SBIFF Explores the Promise of the Poet

By Steven Libowitz   |   January 23, 2020
Singer-songwriter Eric Andersen is the subject of director Paul Lamont’s latest documentary, The Songpoet, which premieres January 23 at SBIFF (photo by Paolo Brillo)

Although the project was 10 years in the making, director Paul Lamont remembers exactly why he wanted to make The Songpoet, his nearly two-hour exploration of the conflicts of career, family, ego, relationships, and sheer talent vs. achievement that have propelled the great American singer-songwriter Eric Andersen through his half-century-plus career. It was a moment he remembers from several decades earlier, in fact.

“I was in high school, and I found a copy of The Best of Eric Andersen in the 39-cent bin at a record store and I thought the cover was great. I put the needle down on the LP, and I was hooked immediately. Then he disappeared.”

That, in a microcosm, captures the appeal and intrigue of Andersen, who plied the coffeehouse circuit in Greenwich Village not long after Bob Dylan, and, armed with a disarming voice and lyrically poetic songs – three of the most famous of which, “Thirsty Boots,” “Violets of Dawn,” and “Close the Door Lightly When You Go,” showed up on his 1966 album – was set to soar into stardom when his newly acquired manager, famed Beatles impresario Brian Epstein, suddenly died. Five years later, his 1972 album Blue River, which opened with one of his most evocative songs, “Is It Really Love at All,” found him again on the precipice of commercial success only to have the label lose the master of his follow-up LP.

But Andersen, whose career surely wasn’t helped by his move to the Netherlands, has continued to explore and grow, as indicated by his 2017 album Mingle With the Universe: The Worlds of Lord Byron, an opus employing the poet’s words with his music, which he previewed in a Sings Like Hell concert at the Lobero that April.

“He’s been flying under the radar for so many years when he should be on everybody’s playlist,” explained Lamont. “But when I ran it by my producer, he said ‘Who?’ That’s a story that needed to be told, for people who love him as much as I do as well as those who don’t know who he is.”

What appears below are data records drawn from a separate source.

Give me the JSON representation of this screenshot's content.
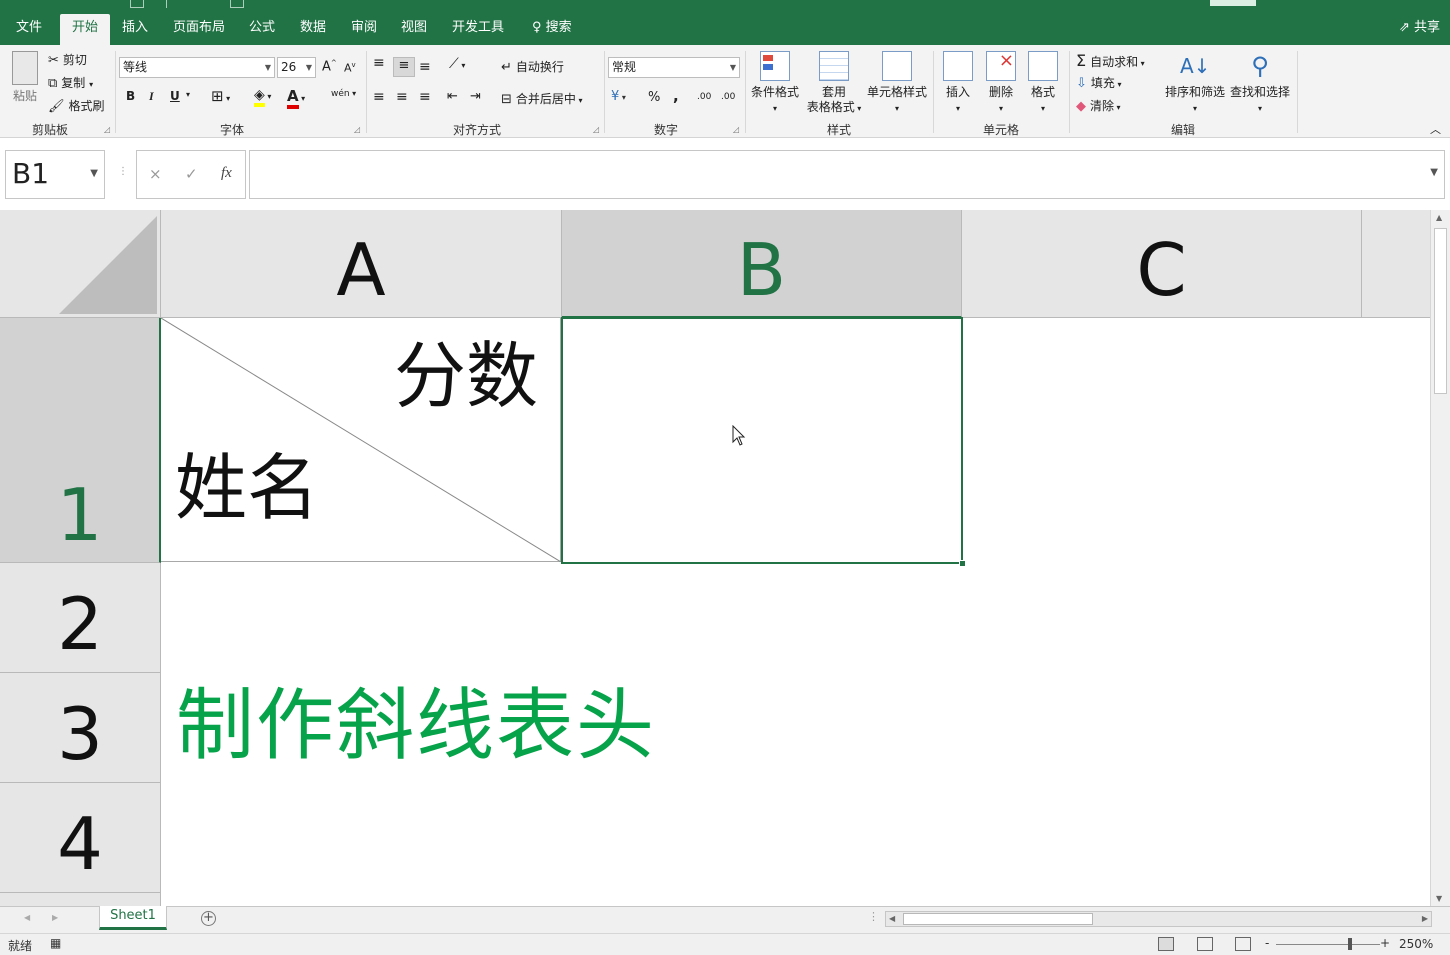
{
  "app": {
    "tabs": [
      "文件",
      "开始",
      "插入",
      "页面布局",
      "公式",
      "数据",
      "审阅",
      "视图",
      "开发工具"
    ],
    "active_tab": "开始",
    "search": "搜索",
    "share": "共享"
  },
  "ribbon": {
    "clipboard": {
      "paste": "粘贴",
      "cut": "剪切",
      "copy": "复制",
      "format_painter": "格式刷",
      "label": "剪贴板"
    },
    "font": {
      "name": "等线",
      "size": "26",
      "grow": "A",
      "shrink": "A",
      "bold": "B",
      "italic": "I",
      "underline": "U",
      "phonetic": "wén",
      "label": "字体"
    },
    "alignment": {
      "wrap": "自动换行",
      "merge": "合并后居中",
      "label": "对齐方式"
    },
    "number": {
      "format": "常规",
      "percent": "%",
      "comma": ",",
      "inc_decimal": ".00",
      "dec_decimal": ".00",
      "label": "数字"
    },
    "styles": {
      "conditional": "条件格式",
      "table_line1": "套用",
      "table_line2": "表格格式",
      "cell_styles": "单元格样式",
      "label": "样式"
    },
    "cells": {
      "insert": "插入",
      "delete": "删除",
      "format": "格式",
      "label": "单元格"
    },
    "editing": {
      "autosum": "自动求和",
      "fill": "填充",
      "clear": "清除",
      "sort_filter": "排序和筛选",
      "find_select": "查找和选择",
      "label": "编辑"
    }
  },
  "formula_bar": {
    "name_box": "B1",
    "cancel": "×",
    "enter": "✓",
    "fx": "fx",
    "value": ""
  },
  "sheet": {
    "columns": [
      "A",
      "B",
      "C"
    ],
    "rows": [
      "1",
      "2",
      "3",
      "4"
    ],
    "cell_A1_top": "分数",
    "cell_A1_bottom": "姓名",
    "cell_A3": "制作斜线表头",
    "selected_cell": "B1",
    "text_color_A3": "#07a34a"
  },
  "sheet_tabs": [
    "Sheet1"
  ],
  "status": {
    "ready": "就绪",
    "zoom": "250%",
    "zoom_minus": "-",
    "zoom_plus": "+"
  },
  "colors": {
    "accent": "#217346"
  }
}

After gaining the songwriter’s confidence, Lamont combed through decades worth of Andersen’s diaries, even though Andersen could have told the story himself. “But I thought the best approach to understand the person, the man and the artist was through what he wrote, what he was feeling at any given time,” he said. “We talked to him, of course, but the real truth lies in the journals. Eric allowed the private image to come to the foreground for the movie, and he said we got to the core of who he is.”

The Songpoet unspools at a very deliberate almost painstaking pace, slow and contemplative, like both Andersen and his music.

“Exactly,” Lamont said. “We wanted it to be symbolic of who he is and the arc of his music, which isn’t in your face. The music is part of the narrative, the lyrics help to tell the story. You have to listen to it and absorb it.”

Audiences will have a chance to take in both the U.S. premiere of the movie, the filmmakers and the artist, when Andersen joins in the post-screening Q&A on Thursday evening, January 23, and Friday morning, January 24, before heading down to Santa Monica for a performance at McCabe’s that night.